Atsango had a troubled past. He could tell by her curt answers to any questions he asked about her. More effective than a ‘Keep Out’ sign, he thought.
‘So, you live with your parents?’
‘No, I live with my mother’, she replied, catching him by surprise. He could tell she was on edge. Her body language had made a provocative turn. Eyes looking straight at him, she tilted her head, waiting for another question.
‘What about your father?’, he asked, leaning further away.
‘What about him?’
He attempted a defence, but she tore through it.
‘Well, I just wanted to know…’
‘Wanted to know what? If I have a father? Of course I do. My mother isn’t bloody Virgin Mary, and I sure as hell wasn’t born in a manger’.
He attempted a smile, wich only made things worse.
‘Okay, fine. So your father, is he alive?’
Smooth move, he thought to himself. Clearly there was not going to be an end to this any time soon.

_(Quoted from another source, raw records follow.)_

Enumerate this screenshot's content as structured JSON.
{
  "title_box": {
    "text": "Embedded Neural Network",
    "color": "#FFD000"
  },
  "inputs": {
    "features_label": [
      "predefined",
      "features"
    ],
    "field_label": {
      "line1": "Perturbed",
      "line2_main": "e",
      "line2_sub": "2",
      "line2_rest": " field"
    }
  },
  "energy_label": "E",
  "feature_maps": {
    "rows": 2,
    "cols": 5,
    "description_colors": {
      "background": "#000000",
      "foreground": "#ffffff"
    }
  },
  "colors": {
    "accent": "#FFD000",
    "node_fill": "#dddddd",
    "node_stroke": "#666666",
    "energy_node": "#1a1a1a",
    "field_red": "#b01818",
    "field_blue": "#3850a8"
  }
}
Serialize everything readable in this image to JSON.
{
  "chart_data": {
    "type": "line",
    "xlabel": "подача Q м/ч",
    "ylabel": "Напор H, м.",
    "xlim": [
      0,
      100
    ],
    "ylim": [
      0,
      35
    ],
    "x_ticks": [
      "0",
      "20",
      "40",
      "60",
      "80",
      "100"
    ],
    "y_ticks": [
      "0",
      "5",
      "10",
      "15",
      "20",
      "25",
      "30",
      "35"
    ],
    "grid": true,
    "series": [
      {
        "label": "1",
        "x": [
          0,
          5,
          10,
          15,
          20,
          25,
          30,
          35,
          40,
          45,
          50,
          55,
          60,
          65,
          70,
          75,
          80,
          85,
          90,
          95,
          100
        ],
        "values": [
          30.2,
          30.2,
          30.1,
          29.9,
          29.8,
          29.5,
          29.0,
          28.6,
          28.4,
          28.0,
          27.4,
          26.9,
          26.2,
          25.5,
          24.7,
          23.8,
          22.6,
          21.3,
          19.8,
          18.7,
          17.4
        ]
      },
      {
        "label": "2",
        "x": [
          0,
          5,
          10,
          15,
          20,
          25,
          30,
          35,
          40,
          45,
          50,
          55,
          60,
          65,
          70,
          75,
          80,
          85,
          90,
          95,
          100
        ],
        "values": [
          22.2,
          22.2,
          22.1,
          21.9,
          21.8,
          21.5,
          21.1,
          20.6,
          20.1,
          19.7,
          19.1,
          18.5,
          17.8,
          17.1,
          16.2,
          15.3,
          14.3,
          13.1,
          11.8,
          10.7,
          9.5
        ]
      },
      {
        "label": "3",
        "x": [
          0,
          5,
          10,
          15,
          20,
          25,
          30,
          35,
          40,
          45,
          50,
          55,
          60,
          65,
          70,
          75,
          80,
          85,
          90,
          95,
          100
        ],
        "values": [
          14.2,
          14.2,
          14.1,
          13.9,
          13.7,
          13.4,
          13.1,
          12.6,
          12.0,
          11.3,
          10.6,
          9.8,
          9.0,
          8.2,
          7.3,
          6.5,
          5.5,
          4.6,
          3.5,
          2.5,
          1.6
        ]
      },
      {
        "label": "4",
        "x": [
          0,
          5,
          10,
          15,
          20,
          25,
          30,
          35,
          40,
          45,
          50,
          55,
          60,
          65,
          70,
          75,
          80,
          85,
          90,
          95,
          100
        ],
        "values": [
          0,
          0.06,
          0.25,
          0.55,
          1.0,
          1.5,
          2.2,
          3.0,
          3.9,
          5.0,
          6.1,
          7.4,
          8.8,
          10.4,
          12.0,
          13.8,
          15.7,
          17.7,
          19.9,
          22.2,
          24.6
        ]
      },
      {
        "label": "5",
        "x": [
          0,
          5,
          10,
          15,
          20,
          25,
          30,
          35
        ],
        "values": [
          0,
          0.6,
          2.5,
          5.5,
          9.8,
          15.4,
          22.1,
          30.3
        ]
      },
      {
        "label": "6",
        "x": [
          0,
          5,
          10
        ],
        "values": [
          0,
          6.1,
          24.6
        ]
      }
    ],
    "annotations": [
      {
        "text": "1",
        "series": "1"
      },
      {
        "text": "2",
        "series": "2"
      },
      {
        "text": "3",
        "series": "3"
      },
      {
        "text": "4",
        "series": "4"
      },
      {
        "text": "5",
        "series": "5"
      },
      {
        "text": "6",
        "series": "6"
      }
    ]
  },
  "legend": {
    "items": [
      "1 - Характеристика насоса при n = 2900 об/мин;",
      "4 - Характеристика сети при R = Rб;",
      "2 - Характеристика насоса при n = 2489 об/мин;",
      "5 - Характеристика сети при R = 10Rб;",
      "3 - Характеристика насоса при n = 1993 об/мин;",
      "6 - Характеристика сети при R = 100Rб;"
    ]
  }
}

“I don’ know. I don’t care. I don’t want to know…”
She started crying at this point. A soft, silent sobbing that grew and grew until it turned into a fit of wails and moans. She fell to the ground, attracting everyone’s attention. He tried to make her aware of this, but she merely cried on, fully aware that she was now at the centre of a small crowd.
‘You dare come now, as I cry here in public… Were you there for me when I needed you most? How loud does a woman have to scream before it hits you idiots that she wants to be saved?’
‘Atsango, you’re being ridiculous’, he said, over and over again, hoping that the shame that this realization carried would make her stop.
‘Was it ridiculous’, she shouted at the top of her voice, ‘when that so-called father of mine decided that I was equal to a whore in his eyes?’
‘You’re making a scene’, he added. But she was no longer listening to him.
‘When he said he loved me, I believed him. I thought his love was like the one fathers have for their daughters. But clearly he had other plans for me. And my mother let all this happen. Where was she when I was screaming her name, asking for anyone to come and help me? The beast – I dare not call him a father any more – used me and left me there for her to find. He walked away. I mean, it’s not like the scars or anything like that mattered. He just got up and left. And he left me with one message. That that is all I, his daughter, am good for. It’s all my fault that this happened to me. Guilty as charged.’
At this point the hysteria reached a peak, with her making furtive attempts at tearing her dress, screaming expletives at anyone close enough to hear and see what was going on. This was when it hit him, he could run away. He could forget all this. he could leave her there in all her misery. After all, what had he done? Nothing. he had just talked to her. Big mistake. But as he was working out this moral dilemma, he saw that she was in distress. Damn chivalry. He would have to be there for her. This was not some chance stroll down the railway, he had connected with her. She meant something now. She was his one chance at doing something right. He would… fix her.
She had gotten back to crying softly, shaking. She did not notice the crowd melt away, or him pushing away the hair from her face. She scarcely felt him lift her. He headed towards the railway with her, resolute, thinking this must have been how Superman does it.
Fitting, he thought to himself. Here I come to save the day.
He would have a lot of explaining to do.